Skip to main content

Quality Threshold

The minimum acceptable output standard for a given task class — defined before routing decisions are made and used to bound Intelligence Arbitrage such that cost optimisation never routes a task to a model incapable of meeting the standard the revenue loop requires, ensuring that routing reduces cost without degrading the outputs agents and Stewards depend on.

Extended Definition

Intelligence Arbitrage is the practice of routing each task class to the cheapest model capable of executing it at the required quality level. The phrase "required quality level" is doing structural work that most implementations leave undefined. Without a Quality Threshold — a precise, per-task-class specification of what constitutes acceptable output — routing becomes a cost tool that also, sometimes, accidentally, degrades output. The agent produces a result. The result is cheaper. It may or may not meet the standard the business depends on for that task class. The degradation is often invisible until the Escalation Rate for that class rises and the Steward cannot identify why.

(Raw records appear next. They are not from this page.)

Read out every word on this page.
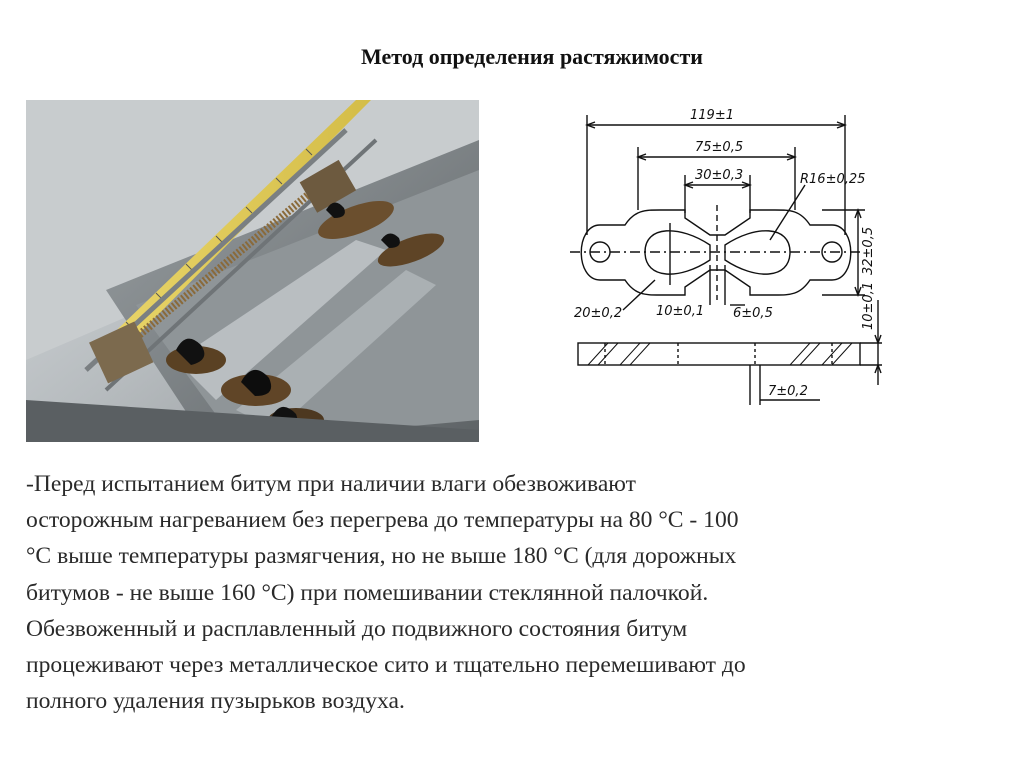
Метод определения растяжимости
119±1
75±0,5
30±0,3	R16±0,25
32±0,5
20±0,2	10±0,1 6±0,5	10±0,1
7±0,2

-Перед испытанием битум при наличии влаги обезвоживают

осторожным нагреванием без перегрева до температуры на 80 °С - 100

°С выше температуры размягчения, но не выше 180 °С (для дорожных

битумов - не выше 160 °С) при помешивании стеклянной палочкой.

Обезвоженный и расплавленный до подвижного состояния битум

процеживают через металлическое сито и тщательно перемешивают до

полного удаления пузырьков воздуха.
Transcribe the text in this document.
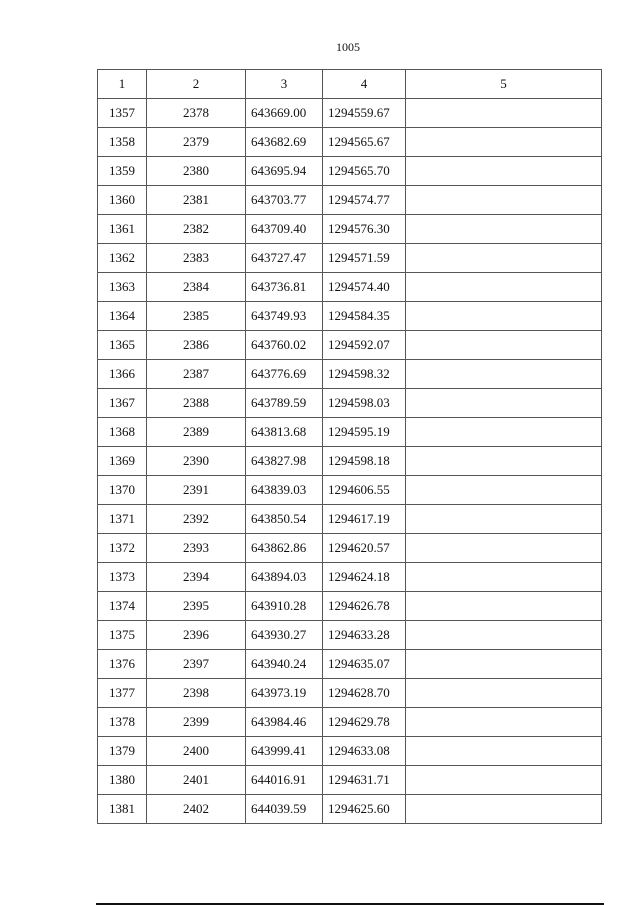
1005
1	2	3	4	5
1357	2378	643669.00	1294559.67	
1358	2379	643682.69	1294565.67	
1359	2380	643695.94	1294565.70	
1360	2381	643703.77	1294574.77	
1361	2382	643709.40	1294576.30	
1362	2383	643727.47	1294571.59	
1363	2384	643736.81	1294574.40	
1364	2385	643749.93	1294584.35	
1365	2386	643760.02	1294592.07	
1366	2387	643776.69	1294598.32	
1367	2388	643789.59	1294598.03	
1368	2389	643813.68	1294595.19	
1369	2390	643827.98	1294598.18	
1370	2391	643839.03	1294606.55	
1371	2392	643850.54	1294617.19	
1372	2393	643862.86	1294620.57	
1373	2394	643894.03	1294624.18	
1374	2395	643910.28	1294626.78	
1375	2396	643930.27	1294633.28	
1376	2397	643940.24	1294635.07	
1377	2398	643973.19	1294628.70	
1378	2399	643984.46	1294629.78	
1379	2400	643999.41	1294633.08	
1380	2401	644016.91	1294631.71	
1381	2402	644039.59	1294625.60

The Quality Threshold resolves this by making the bound explicit before routing decisions are made. For T1 task classes — fully deterministic, high-volume, schema-driven — the Quality Threshold is typically a structured output specification: the agent must produce a result in a defined format, within defined field constraints, with no hallucinated values. This threshold can be met by small, cheap, fast models; the Inference Floor has already reached most T1 tasks. For T2 task classes, the Quality Threshold must also specify the accuracy rate for the judgment calls the agent is permitted to make autonomously before an escalation is required. For T3 tasks, the Quality Threshold governs the agent's supporting work — data preparation, context assembly, output formatting — not the judgment itself, which is the Steward's.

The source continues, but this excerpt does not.